Posted on 03/22/2022 by wames

An Introduction to Myalgic Encephalomyelitis / Chronic Fatigue Syndrome

 

Dr Eleanor Stein is a psychiatrist in private practice in Calgary, Alberta, Canada and a Clinical Assistant Professor in the Department of Psychiatry at the University of Calgary. She lives with ME/CFS and works exclusively with patients with ME/CFS, Fibromyalgia and Environmental Sensitivities. Her website provides education and resources for those with these ‘difficult-to-navigate illnesses’.

 

Dr Stein says:
These three educational videos introduce what ME/CFS is, how to diagnose it and how to manage the most common symptoms.

The videos are adapted from recordings I created for the 1st year medical students at the University of Calgary. They are suitable for anyone relatively new to the disease: patients, loved ones, carers and health care practitioners.
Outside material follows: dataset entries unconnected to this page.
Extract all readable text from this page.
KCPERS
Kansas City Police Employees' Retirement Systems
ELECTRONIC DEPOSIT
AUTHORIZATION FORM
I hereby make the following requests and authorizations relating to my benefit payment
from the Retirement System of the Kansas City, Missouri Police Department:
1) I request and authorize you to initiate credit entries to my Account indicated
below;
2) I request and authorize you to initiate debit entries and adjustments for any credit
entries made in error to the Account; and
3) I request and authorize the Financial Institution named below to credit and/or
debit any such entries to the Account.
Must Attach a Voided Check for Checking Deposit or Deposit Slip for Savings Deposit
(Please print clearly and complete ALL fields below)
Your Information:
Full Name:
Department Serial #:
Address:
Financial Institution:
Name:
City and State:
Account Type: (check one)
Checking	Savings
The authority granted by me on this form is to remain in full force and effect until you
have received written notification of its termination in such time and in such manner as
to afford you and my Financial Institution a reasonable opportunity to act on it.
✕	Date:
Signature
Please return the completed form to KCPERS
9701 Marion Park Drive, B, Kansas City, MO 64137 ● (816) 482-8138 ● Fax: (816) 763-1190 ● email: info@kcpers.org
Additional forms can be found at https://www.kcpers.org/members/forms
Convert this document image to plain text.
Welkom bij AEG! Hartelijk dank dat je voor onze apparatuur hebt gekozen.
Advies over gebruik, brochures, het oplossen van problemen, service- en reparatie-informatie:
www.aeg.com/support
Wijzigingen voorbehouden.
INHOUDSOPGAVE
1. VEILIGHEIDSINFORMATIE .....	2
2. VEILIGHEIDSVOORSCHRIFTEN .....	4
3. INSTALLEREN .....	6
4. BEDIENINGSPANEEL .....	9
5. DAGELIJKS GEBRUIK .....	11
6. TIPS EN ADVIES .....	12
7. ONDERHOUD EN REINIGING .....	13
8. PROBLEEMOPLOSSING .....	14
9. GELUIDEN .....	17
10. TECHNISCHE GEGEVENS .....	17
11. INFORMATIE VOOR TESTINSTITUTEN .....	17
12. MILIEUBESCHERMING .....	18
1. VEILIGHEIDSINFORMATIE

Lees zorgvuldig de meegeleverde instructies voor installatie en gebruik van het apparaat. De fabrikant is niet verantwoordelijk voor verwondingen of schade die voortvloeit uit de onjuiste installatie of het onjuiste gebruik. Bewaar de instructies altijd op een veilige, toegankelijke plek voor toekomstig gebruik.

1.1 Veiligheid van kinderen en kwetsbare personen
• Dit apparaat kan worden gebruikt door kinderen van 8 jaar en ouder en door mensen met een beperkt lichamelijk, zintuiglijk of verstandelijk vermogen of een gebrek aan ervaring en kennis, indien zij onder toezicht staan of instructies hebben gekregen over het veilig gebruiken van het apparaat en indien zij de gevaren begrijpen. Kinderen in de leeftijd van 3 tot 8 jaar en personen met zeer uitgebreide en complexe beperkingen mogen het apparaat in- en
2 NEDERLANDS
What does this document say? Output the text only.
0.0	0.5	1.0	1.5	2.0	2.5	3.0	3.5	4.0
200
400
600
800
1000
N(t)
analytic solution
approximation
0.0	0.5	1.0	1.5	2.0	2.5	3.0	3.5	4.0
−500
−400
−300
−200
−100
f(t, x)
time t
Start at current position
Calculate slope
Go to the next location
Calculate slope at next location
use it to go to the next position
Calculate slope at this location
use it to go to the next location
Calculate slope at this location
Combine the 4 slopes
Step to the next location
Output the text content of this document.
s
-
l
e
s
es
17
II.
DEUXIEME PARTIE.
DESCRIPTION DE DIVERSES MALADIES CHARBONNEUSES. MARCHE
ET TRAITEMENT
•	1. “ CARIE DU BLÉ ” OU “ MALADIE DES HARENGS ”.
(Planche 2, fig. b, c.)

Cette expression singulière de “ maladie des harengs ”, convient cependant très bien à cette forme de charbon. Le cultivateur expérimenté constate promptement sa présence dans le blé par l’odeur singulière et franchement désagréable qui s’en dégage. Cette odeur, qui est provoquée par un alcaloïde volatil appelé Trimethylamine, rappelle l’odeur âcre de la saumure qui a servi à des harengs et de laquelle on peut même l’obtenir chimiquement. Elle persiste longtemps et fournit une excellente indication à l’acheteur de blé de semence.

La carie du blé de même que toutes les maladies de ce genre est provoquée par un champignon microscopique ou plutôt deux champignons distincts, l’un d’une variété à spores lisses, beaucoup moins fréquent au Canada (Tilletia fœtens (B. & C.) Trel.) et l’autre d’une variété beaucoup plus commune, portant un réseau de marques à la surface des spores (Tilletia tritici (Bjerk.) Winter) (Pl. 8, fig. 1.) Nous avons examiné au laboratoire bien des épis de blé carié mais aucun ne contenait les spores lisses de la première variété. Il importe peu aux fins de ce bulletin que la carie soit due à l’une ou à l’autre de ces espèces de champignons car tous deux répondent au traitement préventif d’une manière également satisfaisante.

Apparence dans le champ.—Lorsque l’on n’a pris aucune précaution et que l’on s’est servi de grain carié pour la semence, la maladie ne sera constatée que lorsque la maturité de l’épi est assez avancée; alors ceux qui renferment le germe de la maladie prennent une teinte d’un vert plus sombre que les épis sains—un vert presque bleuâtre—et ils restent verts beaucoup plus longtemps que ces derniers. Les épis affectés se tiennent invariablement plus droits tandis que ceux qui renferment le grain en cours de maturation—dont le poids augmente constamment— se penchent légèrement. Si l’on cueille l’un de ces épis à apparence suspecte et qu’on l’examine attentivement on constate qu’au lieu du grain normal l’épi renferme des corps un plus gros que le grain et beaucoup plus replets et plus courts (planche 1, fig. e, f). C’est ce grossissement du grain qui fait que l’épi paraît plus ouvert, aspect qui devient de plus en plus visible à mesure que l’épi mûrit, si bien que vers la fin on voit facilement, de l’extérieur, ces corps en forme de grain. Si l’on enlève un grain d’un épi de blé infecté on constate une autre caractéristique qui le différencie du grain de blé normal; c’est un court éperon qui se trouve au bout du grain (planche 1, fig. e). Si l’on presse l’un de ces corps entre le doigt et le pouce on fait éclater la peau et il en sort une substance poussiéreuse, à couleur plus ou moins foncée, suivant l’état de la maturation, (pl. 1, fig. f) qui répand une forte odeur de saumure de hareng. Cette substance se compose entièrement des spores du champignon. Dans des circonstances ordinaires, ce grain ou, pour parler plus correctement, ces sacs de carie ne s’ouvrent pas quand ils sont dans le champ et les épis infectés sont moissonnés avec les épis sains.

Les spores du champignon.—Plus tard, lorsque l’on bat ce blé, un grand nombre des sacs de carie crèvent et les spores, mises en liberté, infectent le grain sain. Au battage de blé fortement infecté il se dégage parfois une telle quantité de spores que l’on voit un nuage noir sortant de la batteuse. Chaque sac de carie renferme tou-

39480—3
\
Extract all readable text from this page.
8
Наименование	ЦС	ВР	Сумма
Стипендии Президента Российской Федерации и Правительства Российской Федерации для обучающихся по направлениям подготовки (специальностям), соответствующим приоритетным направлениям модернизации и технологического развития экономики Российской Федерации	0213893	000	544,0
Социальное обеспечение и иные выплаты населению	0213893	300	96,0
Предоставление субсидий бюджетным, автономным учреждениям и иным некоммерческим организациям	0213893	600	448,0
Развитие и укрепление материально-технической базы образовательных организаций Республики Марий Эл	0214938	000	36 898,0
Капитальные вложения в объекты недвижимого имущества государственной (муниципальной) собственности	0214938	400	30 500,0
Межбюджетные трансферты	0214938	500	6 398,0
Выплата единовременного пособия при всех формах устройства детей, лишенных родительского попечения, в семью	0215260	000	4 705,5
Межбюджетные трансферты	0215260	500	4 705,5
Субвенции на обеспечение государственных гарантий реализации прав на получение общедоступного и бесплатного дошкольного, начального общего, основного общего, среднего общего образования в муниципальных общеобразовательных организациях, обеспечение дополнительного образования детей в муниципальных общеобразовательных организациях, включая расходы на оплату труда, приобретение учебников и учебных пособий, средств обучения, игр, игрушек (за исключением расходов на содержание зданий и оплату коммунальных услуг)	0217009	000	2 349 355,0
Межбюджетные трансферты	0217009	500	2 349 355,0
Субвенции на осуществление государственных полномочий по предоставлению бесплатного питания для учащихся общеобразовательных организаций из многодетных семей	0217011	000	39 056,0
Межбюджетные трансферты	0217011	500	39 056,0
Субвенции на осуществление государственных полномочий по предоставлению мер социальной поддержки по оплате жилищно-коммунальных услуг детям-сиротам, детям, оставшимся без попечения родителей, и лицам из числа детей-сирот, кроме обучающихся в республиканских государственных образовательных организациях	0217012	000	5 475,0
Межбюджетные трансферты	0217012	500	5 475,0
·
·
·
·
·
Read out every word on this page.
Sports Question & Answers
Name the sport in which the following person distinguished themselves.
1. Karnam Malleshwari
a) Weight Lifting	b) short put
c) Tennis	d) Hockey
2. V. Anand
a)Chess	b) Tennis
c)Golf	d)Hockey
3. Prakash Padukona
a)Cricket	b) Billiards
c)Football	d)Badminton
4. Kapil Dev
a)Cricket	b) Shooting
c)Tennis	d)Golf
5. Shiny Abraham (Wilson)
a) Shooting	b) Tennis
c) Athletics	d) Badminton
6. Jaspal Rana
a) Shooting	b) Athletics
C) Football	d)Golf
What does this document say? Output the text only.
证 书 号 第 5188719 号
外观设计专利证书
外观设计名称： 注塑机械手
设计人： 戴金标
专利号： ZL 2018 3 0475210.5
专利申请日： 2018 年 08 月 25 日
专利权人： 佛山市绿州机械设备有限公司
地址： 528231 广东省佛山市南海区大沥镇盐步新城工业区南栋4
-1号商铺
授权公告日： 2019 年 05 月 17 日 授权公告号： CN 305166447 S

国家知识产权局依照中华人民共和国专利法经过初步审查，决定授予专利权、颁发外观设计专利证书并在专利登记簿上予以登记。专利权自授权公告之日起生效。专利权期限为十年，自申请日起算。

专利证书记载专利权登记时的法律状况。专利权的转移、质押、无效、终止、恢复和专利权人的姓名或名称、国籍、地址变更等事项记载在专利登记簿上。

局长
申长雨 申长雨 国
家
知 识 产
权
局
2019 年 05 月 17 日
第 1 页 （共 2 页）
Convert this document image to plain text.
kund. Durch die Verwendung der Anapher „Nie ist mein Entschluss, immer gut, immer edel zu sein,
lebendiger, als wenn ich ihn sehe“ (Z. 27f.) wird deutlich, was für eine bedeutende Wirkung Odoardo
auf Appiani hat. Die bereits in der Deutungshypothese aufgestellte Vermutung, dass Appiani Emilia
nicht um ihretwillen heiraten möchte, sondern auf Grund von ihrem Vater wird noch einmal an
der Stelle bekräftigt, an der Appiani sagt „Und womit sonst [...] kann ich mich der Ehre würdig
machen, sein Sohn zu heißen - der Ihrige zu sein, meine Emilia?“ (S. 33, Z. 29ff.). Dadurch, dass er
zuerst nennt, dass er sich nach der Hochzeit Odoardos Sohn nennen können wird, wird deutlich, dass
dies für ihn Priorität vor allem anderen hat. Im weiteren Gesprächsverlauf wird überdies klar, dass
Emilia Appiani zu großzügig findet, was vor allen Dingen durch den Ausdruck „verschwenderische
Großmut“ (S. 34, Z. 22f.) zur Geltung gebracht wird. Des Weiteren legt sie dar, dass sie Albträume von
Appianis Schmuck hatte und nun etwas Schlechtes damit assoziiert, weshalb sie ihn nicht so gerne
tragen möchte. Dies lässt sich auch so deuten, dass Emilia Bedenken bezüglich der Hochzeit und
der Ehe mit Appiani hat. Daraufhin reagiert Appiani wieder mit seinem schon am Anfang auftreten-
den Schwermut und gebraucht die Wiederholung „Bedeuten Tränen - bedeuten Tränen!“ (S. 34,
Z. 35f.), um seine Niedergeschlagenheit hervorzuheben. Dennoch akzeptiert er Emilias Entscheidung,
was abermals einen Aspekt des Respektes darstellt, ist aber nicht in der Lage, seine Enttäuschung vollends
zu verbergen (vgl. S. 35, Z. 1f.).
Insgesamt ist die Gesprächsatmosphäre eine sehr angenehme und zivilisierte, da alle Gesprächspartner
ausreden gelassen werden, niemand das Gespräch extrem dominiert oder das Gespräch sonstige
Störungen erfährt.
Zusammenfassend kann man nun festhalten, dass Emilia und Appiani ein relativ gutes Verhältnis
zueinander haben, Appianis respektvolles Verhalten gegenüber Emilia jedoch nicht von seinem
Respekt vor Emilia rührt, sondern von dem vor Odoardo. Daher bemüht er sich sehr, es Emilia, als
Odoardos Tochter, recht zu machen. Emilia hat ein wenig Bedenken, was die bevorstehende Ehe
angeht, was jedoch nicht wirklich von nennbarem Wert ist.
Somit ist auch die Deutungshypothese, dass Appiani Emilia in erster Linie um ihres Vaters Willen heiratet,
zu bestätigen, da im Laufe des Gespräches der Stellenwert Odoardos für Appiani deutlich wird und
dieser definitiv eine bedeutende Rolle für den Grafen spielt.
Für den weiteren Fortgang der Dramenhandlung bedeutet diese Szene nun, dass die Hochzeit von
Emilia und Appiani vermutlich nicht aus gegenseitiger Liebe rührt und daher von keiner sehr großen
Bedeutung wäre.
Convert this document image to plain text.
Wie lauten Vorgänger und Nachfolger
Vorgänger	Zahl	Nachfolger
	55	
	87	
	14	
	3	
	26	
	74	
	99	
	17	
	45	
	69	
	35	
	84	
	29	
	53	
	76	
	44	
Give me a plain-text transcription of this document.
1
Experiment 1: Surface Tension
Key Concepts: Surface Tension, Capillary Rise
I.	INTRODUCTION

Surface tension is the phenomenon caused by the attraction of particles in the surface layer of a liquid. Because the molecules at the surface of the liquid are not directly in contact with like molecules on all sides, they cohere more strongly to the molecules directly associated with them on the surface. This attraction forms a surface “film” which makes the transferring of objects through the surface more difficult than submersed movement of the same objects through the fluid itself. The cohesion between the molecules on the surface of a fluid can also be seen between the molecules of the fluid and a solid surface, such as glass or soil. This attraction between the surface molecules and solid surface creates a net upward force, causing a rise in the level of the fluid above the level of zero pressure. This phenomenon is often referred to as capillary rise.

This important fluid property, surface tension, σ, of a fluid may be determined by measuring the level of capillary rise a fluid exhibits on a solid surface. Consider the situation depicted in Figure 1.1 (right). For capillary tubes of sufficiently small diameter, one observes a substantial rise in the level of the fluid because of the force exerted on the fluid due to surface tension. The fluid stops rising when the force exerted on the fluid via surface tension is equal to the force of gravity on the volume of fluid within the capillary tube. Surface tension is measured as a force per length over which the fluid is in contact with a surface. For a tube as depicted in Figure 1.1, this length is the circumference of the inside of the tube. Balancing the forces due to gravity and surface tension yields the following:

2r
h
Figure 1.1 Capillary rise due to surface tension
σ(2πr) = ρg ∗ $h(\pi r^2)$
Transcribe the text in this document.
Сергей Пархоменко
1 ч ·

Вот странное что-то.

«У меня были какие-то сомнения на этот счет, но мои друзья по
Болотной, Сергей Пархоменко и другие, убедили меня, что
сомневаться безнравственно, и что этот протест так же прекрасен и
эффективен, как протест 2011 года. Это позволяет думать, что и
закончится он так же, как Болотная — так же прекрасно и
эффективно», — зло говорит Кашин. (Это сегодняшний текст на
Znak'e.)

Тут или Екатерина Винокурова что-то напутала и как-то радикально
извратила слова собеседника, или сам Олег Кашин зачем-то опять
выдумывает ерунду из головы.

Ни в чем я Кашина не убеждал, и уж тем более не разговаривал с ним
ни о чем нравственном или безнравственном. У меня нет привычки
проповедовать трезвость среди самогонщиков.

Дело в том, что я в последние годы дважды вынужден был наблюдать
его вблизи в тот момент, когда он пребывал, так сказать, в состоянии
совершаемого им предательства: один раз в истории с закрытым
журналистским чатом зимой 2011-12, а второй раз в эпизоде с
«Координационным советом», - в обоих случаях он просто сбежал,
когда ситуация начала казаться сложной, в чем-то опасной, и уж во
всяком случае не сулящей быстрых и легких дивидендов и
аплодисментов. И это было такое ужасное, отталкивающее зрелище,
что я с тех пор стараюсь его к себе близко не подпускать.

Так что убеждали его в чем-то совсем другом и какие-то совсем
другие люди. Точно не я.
The recordings on diagnosis and management include audio clips from real patients sharing their experience. Thank you to all of the contributors ranging from people who are significantly recovered and people who remain severely ill.

At the end of each video are resource slide/s with links to reputable websites with more information.

Part 1:  What is ME/CFS? [14 mins]
In this video I describe what ME/CFS is. It includes a 5 minute video of the same name from the Bateman Horne Centre (used with permission). Each of the  criteria for Systemic Exertion Intolerance Disease is explained. The Bateman Horne video is a cartoon and easily accessible to all viewers.

Part 2:  Diagnosis [22 mins]
In this recording I describe the questions a health care practitioner could ask a patient to confirm whether they meet criteria for ME/CFS or not. I also describe some of the conditions that frequently accompany ME/CFS. If you are a patient, consider what your answers are to these questions. I have included audio clips from real patients answering these questions to give a feel of the lived experience of ME/CFS.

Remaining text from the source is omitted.